BRITAIN can only escape Donald Trump’s trade tariffs if Labour ditches its plan to cosy up to the EU, Keir Starmer has been warned.
The PM will meet with German leader Olaf Scholz in the UK on Sunday for talks about closer trade ties with the country as Britain marks the fifth anniversary of Brexit.
And on Monday he will go to Brussels to hold talks with the EU on a defence pact – where he will set out the case for greater integration.
But it comes just days after the new US President warned he will “absolutely” slap tariffs on EU goods.
Speaking in the Oval Office on Friday, Mr Trump said: “The European Union has treated us so terribly.”
Mr Trump has already announced 25 per cent tariffs on Canada and Mexico and 10 per cent levies on imports from China.
Andrew Griffith, Tory Shadow Business Secretary, warned Sir Keir not to jeopardise a US trade deal by cosying up to Brussels.

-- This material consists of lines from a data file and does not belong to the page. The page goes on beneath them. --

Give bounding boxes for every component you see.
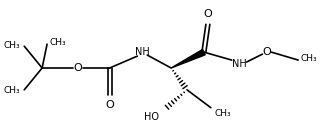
- Text: O: O: [105, 100, 114, 110]
- Text: CH₃: CH₃: [300, 54, 317, 63]
- Polygon shape: [171, 49, 205, 68]
- Text: O: O: [74, 63, 82, 73]
- Text: CH₃: CH₃: [49, 38, 66, 47]
- Text: CH₃: CH₃: [4, 86, 20, 95]
- Text: CH₃: CH₃: [4, 41, 20, 50]
- Text: NH: NH: [232, 59, 247, 69]
- Text: O: O: [204, 9, 212, 19]
- Text: HO: HO: [144, 112, 159, 122]
- Text: O: O: [262, 47, 271, 57]
- Text: CH₃: CH₃: [215, 109, 231, 118]
- Text: NH: NH: [135, 47, 150, 57]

He told the Sun on Sunday: “Keir Starmer must not sell us short by throwing Britain under the bus with his Brussels chums next week.

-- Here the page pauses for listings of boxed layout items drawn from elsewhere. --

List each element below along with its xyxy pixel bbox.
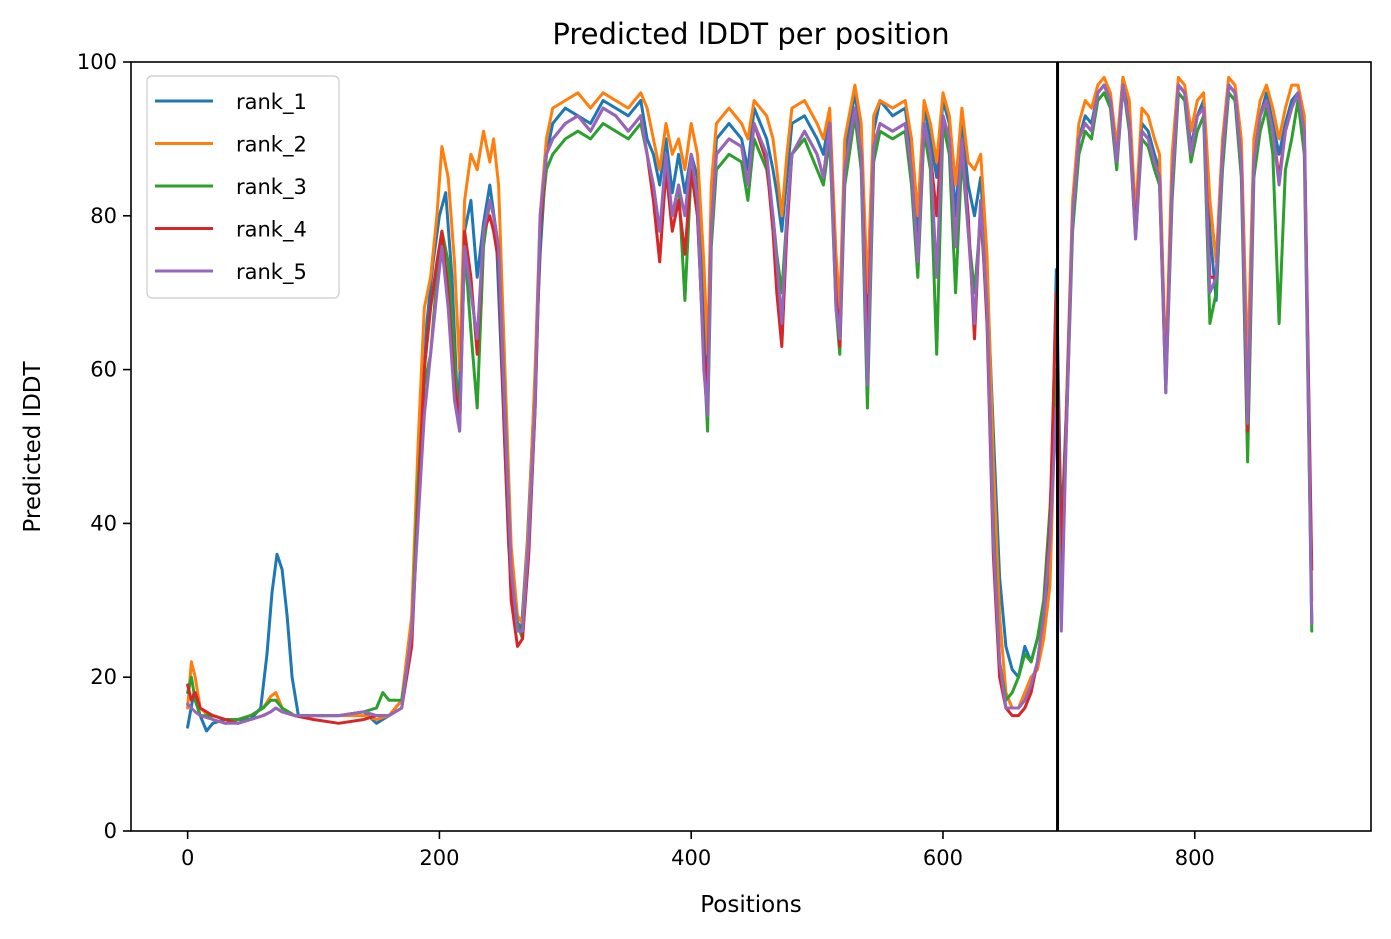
x-tick-label: 600 xyxy=(923,846,963,870)
y-tick-label: 0 xyxy=(104,819,117,843)
plot-area xyxy=(186,75,1314,733)
legend-label-rank_2: rank_2 xyxy=(236,133,307,158)
legend-label-rank_3: rank_3 xyxy=(236,175,307,200)
y-tick-label: 60 xyxy=(90,358,117,382)
legend-box xyxy=(146,75,340,299)
x-axis-label: Positions xyxy=(700,892,802,918)
y-tick-label: 100 xyxy=(77,50,117,74)
y-tick-label: 20 xyxy=(90,665,117,689)
y-axis-label: Predicted lDDT xyxy=(20,360,46,532)
series-line-rank_5 xyxy=(186,83,1314,725)
x-tick-label: 800 xyxy=(1175,846,1215,870)
series-line-rank_1 xyxy=(186,75,1314,733)
legend-label-rank_5: rank_5 xyxy=(236,260,307,285)
chart-title: Predicted lDDT per position xyxy=(552,17,949,51)
series-line-rank_2 xyxy=(186,75,1314,725)
series-line-rank_3 xyxy=(186,83,1314,721)
legend-label-rank_1: rank_1 xyxy=(236,90,307,115)
x-tick-label: 400 xyxy=(671,846,711,870)
legend: rank_1 rank_2 rank_3 rank_4 rank_5 xyxy=(146,75,340,299)
plot-frame xyxy=(130,61,1372,832)
legend-label-rank_4: rank_4 xyxy=(236,218,307,243)
y-axis-ticks: 0 20 40 60 80 100 xyxy=(77,50,131,843)
y-tick-label: 80 xyxy=(90,204,117,228)
y-tick-label: 40 xyxy=(90,511,117,535)
x-tick-label: 0 xyxy=(181,846,194,870)
x-axis-ticks: 0 200 400 600 800 xyxy=(181,831,1215,870)
x-tick-label: 200 xyxy=(419,846,459,870)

“It’s time to show some backbone, get off the fence and secure a deal that keeps tariffs off the table.”
Nigel Farage said: “If you get too close to the EU on trade we won’t do a deal with America. The ball is in the PM’s court.”
Nile Gardiner, director of the Margaret Thatcher Centre for Freedom at The Heritage Foundation in the US, said: “Brexit should allow the UK to avoid US tariffs that would hit the EU hard.

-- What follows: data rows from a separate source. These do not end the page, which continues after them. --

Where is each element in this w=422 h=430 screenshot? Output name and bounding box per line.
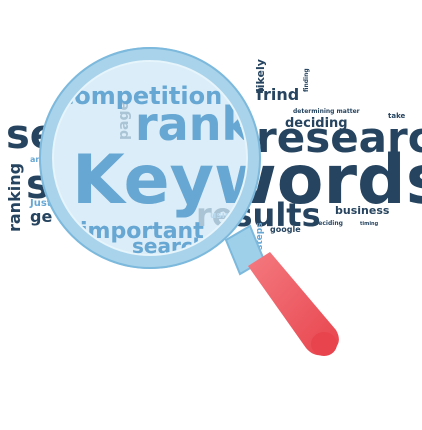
- word-business: business: [335, 204, 390, 217]
- word-just: Just: [29, 198, 52, 209]
- lens: [46, 54, 254, 262]
- word-likely: likely: [254, 59, 267, 92]
- magnified-important: important: [80, 219, 204, 244]
- word-google: google: [270, 225, 301, 234]
- magnified-competition: competition: [60, 82, 222, 110]
- word-timing: timing: [360, 221, 379, 227]
- lens-ring: [39, 47, 261, 269]
- handle: [224, 224, 339, 356]
- word-research: research: [256, 113, 422, 162]
- word-steps: steps: [255, 222, 265, 250]
- word-ranking: ranking: [5, 163, 24, 232]
- word-frind: frind: [256, 85, 299, 104]
- magnified-keywords: Keywords: [72, 141, 422, 220]
- magnified-words: Keywords rank competition important sear…: [46, 82, 422, 258]
- word-any: any: [30, 155, 47, 164]
- word-ge: ge: [30, 207, 52, 226]
- word-take: take: [388, 112, 406, 120]
- word-deciding-small: deciding: [314, 220, 343, 227]
- word-determining: determining matter: [293, 108, 360, 115]
- magnifying-glass-icon: Keywords rank competition important sear…: [39, 47, 422, 356]
- word-deciding: deciding: [285, 116, 348, 131]
- word-finding: finding: [303, 68, 310, 92]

“Starmer would be extremely foolish to align himself with sinking Brussels instead of Washington, the world’s superpower.
“Keir Starmer must not betray the British people by surrendering to the EU. This would be an act of monumental folly.”
Keir Starmer is hoping to visit Donald Trump in America at the end of the month where he will make the case for Britain to escape trade tariffs.
He is expected to say that Britain and America’s special relationship means we should not be clobbered by the levies.
There are fears that shop prices could soar if the world is plunged into a tit for tat trade war.
Mark Carney, frontrunner to be Canada’s next PM and the former governor of the Bank of England, suggested the G7 should club together to stand up to Mr Trump.
He said: “Canada shares many values with the United Kingdom, with the European Union, a number of countries in Asia, with the G7 with the exception of the United States as it’s currently acting.
“And that creates opportunity and looking at commercial relationships in any of those countries, Canada included, we have to look at the world as it is now, not as it used to be or as we would have wanted it to be so.”